Valverde peut faire le coq

Alejandro Valverde a remporté sa deuxième victoire sur cette Vuelta. (Reuters)

Alejandro Valverde a remporté sa deuxième victoire sur cette Vuelta. (Reuters)

L'explication de texte entre les quatre cadors de la Vuelta s'est poursuivie samedi sur les terribles lacets du col de la Gallina, théâtre de la huitième étape de cette édition 2012. Et si Rodriguez a conservé son maillot de leader, ce sont Valverde, vainqueur du jour, et Contador, le plus aérien dans les pourcentages les plus durs, qui ont marqué les esprits là où Froome a marqué le coup.

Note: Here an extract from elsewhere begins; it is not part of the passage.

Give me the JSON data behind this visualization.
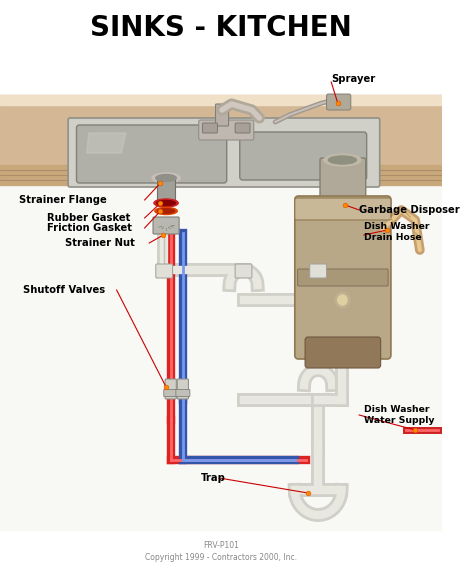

Une vraie belle course de côte. A chaque jour sur la Vuelta 2012 son terrain de jeu diversifié et son arrivée inédite. Et à chaque fois depuis le départ de Pampelune, samedi dernier, les quatre mêmes hommes forts qui se détachent dès que la pente s'élève. Valverde, Rodriguez, Contador et Froome, dans l'ordre d'arrivée de cette huitième étape entre Lleida et Collada de la Galina, ont une nouvelle fois fait la différence sur cette dernière montée inédite aux pourcentages élevés (7,2 km à 8% de moyenne). Et si l'on pensait, un moment, que le "Kenyan blanc", bien emmené par ses partenaires, allait faire l'étalage de sa puissance dans le final, il a fini par s'incliner face au petit contingent espagnol, réglé au sprint par Valverde, vainqueur de sa deuxième étape sur cette édition et nouveau porteur du maillot à pois.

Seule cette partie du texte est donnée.